I am very skeptical that BY didn't know the details until 1870. In fact, I find that an extraordinary claim.


It was common knowledge by 1857 that Lee and other Mormons were involved in the attack. Federal reports, especially one prepared by Indian agent Garland Hurt, contain this information. No doubt Young knew these rumors.

According to Woodruff's diary, however, neither Hamblin nor Lee made a report after the incident implicating Lee. Indeed, Lee wrote a letter disclaiming any responsibility to Young. (Bagley claims this was a false denial requested by Young, but there is no evidence of that; I have to go on the evidence.)

Hamblin, however, claims to have received Lee's confession in 1857, in detail. He so testified at trial in 1876. The problem with this is that the confession he recounts at trial is incredible, i.e., non-credible. I am one of the few Massacre scholars who believe that Hamblin lied at the trial and just wanted to make sure Lee was convicted. (After all, Hamblin knew that Lee had previously offered to deliver a confession to the DoJ in a plea bargain attempt but that the DoJ had rejected it because it didn't implicate Young.)

To really confuse the issue about Hamblin, and whether he knew: Lee's lawyer, during closing argument, told the jury that he believed Hamblin was telling the truth about his encounter with Lee. Lee's post-trial diary entries claim that Hamblin made it up.

But, I believe that Young knew some details but not enough to take action against Lee. Church officials are prohibited from taking membership action without either a confession or witnesses. Young had neither for many years.

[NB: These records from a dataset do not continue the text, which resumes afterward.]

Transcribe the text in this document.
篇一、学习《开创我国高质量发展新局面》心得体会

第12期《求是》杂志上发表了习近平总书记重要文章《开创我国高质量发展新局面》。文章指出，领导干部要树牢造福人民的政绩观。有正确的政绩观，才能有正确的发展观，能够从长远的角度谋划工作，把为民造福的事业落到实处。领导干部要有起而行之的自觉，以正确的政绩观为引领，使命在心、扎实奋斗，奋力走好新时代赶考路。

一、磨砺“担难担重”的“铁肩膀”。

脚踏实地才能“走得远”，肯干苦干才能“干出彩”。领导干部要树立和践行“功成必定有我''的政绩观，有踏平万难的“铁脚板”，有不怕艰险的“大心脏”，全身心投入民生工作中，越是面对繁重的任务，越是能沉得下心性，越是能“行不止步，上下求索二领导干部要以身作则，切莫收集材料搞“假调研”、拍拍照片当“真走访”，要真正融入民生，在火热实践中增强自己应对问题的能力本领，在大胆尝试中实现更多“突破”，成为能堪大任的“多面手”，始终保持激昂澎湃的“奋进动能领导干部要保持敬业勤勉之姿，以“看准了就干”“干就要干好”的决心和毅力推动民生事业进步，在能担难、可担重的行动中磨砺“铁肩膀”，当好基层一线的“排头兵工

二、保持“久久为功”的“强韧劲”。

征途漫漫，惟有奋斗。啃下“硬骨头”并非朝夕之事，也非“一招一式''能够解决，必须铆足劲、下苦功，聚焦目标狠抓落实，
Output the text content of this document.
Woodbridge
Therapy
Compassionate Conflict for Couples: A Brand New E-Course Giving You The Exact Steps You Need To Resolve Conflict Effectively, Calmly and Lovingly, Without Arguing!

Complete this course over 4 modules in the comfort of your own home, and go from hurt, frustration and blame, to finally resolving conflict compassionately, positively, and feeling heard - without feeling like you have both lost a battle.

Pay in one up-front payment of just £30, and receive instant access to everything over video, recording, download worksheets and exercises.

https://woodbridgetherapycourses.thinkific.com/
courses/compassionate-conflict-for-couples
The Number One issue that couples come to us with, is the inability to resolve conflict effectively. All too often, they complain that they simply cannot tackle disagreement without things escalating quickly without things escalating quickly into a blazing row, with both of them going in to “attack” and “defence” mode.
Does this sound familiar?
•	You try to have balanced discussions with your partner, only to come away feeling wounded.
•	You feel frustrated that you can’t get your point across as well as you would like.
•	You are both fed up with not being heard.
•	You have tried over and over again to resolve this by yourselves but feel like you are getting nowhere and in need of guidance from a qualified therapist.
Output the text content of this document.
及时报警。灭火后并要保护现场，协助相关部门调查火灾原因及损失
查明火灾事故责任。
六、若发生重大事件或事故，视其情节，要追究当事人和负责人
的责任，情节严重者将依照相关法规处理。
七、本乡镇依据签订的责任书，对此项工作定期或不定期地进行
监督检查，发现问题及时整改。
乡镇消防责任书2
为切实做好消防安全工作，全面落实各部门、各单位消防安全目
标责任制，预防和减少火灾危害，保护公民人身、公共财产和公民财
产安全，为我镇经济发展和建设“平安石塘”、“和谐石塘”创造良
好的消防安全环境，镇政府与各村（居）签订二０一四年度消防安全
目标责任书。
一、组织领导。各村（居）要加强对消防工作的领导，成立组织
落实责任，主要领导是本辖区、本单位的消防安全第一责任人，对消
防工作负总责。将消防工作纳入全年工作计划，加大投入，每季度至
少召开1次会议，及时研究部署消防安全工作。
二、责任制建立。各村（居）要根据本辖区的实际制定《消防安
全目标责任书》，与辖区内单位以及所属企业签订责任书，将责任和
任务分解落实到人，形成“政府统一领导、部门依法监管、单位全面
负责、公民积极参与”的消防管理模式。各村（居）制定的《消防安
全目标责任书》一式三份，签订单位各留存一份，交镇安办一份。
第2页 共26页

The Lee family has made a big deal about Lee's continued good standing in the church -- Young granted permission for at least one more wife and stayed once in Lee's house after the massacre. But relations between the two deteriorated significantly in the late 1860s. The Church has no "duty" to excommunicate people at a particular time, nor need it explain why it has reinstated people. Lee was essentially out of the Church for many years before 1870, living in hiding.